Termites In Landscape Supply Store Mulch
If you buy mulch from a landscape supply store, chances are they will offer a variety of mulches. It is critical to pick through and dig through the mulch you bring home. Keep a watch out for termites in the mulch you just purchased. If you have purchased termite-resistant mulch, there is a 0% probability that termites will be found in it.
If your mulch contains termites and you’ve already unloaded it from a trailer, it’s best to rake it across the lawn. When termites are exposed to sunlight and grass, they are promptly devoured by ants. If you notice termites in the mulch while it is still in the bag or in the trailer, it is recommended that you return it and obtain treated or termite-resistant mulch.
Fact: If you put 100 termites in a shovel of mulch and put it in your garden, the termites will die.

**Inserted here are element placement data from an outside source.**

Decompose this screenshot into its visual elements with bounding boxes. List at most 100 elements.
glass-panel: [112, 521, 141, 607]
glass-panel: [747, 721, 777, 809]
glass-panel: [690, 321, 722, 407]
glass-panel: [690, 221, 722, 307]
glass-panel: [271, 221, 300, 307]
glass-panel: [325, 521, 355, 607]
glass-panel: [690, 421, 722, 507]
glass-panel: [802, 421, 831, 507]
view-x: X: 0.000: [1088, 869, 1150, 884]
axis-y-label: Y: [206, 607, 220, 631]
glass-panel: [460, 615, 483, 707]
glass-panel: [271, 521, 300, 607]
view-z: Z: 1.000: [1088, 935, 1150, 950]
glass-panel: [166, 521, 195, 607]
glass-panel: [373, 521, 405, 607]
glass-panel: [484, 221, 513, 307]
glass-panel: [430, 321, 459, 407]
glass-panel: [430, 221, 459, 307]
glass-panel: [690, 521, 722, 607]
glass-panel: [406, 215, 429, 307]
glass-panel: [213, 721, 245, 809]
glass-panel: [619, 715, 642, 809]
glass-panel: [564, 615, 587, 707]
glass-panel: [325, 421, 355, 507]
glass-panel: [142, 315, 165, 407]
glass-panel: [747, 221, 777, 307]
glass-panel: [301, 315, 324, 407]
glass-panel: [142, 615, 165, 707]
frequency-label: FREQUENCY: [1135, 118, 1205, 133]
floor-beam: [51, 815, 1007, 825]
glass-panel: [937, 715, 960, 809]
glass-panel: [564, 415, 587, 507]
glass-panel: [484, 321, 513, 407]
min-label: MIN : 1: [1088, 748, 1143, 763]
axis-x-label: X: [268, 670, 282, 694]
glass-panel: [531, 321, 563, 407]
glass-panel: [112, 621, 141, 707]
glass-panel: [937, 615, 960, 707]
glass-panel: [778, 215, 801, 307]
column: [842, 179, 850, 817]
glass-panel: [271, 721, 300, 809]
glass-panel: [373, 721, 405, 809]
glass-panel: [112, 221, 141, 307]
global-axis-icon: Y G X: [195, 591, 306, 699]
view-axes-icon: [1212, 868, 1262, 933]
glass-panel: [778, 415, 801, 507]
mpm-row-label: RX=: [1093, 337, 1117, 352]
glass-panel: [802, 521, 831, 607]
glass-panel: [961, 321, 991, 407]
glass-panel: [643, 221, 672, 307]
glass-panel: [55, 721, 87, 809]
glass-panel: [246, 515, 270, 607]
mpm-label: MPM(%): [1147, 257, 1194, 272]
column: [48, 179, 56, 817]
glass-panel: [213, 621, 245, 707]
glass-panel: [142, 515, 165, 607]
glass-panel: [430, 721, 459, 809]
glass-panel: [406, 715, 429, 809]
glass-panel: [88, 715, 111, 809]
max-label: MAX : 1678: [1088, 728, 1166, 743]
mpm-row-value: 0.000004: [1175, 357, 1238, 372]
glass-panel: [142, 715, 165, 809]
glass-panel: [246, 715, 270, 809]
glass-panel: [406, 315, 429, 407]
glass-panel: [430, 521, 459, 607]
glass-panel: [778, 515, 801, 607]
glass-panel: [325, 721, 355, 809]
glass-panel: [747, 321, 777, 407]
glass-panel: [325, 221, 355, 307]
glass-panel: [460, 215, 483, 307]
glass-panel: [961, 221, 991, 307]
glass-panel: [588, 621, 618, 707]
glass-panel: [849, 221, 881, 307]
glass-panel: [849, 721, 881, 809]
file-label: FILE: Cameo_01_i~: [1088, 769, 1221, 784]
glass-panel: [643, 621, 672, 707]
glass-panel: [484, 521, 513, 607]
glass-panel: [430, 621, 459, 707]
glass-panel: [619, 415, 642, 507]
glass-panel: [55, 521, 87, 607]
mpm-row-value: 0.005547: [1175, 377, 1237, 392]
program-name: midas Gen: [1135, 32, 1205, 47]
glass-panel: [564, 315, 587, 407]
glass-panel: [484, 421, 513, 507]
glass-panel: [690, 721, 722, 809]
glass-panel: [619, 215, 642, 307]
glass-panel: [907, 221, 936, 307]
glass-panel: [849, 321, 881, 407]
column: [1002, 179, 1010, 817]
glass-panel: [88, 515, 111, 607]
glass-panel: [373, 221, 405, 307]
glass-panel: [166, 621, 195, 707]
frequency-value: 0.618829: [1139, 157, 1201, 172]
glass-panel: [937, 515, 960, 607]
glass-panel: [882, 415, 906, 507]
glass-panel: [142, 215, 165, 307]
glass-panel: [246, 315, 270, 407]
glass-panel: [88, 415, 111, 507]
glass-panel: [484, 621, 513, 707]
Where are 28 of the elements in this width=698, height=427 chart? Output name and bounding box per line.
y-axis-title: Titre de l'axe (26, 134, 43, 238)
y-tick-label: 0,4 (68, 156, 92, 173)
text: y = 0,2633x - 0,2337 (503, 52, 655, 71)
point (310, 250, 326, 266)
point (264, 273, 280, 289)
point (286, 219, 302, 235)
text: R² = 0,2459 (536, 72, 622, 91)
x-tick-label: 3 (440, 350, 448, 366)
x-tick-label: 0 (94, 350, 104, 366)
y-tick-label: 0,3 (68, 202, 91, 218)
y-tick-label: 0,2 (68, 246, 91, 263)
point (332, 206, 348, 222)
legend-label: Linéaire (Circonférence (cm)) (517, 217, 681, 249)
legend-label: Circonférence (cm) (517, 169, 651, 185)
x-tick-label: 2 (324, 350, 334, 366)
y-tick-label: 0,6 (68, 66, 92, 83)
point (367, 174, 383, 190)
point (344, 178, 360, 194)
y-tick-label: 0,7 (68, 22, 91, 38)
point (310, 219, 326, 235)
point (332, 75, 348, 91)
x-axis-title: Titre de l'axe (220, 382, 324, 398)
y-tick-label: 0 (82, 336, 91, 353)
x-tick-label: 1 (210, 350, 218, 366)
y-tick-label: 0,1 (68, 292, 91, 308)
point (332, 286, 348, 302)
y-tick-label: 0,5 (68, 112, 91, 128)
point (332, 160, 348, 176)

Termites are part of a healthy colony that cannot exist without access to the underground tunnels that connect the termite colony. Termites that are not eaten by ants will eventually die off, usually within 12-24 hours.
Also, termites have a small probability of surviving the mulching process that occurs prior to the bagging of mulch. Termites’ lives are shortened when they are isolated from their colony. So the truth is that the chances of termites attacking your home via store-bought mulch are slim to none.
Termite Resistant Mulch
When purchasing mulch, it is considerably safer to use one of the many termite-resistant types. The following mulch kinds are most commonly used since they are considered to be termite-resistant:
1 – Cypress Heartwood. This is the most termite-resistant wood. This species of heartwood contains a high concentration of resin, which is toxic to termites. This mulch, too, takes a long time to decompose.
2 – Cedar Mulch. Termite repellants are also present in cedar mulch. Termites can be poisoned by the resins contained in these heartwoods.
3 – Tea Tree Mulch. This mulch comes from the melaleuca shrub and contains tea tree oil, which repels termites.
4 – Treated Mulch. Termites can avoid this form of mulch, although normally the timber is treated before being crushed down into mulch, leaving some portions or corners of the mulch newly cut and allowing termites access to consume.
By following these basic steps, you can go a long way toward ensuring that your mulch, as well as your property, is termite-free.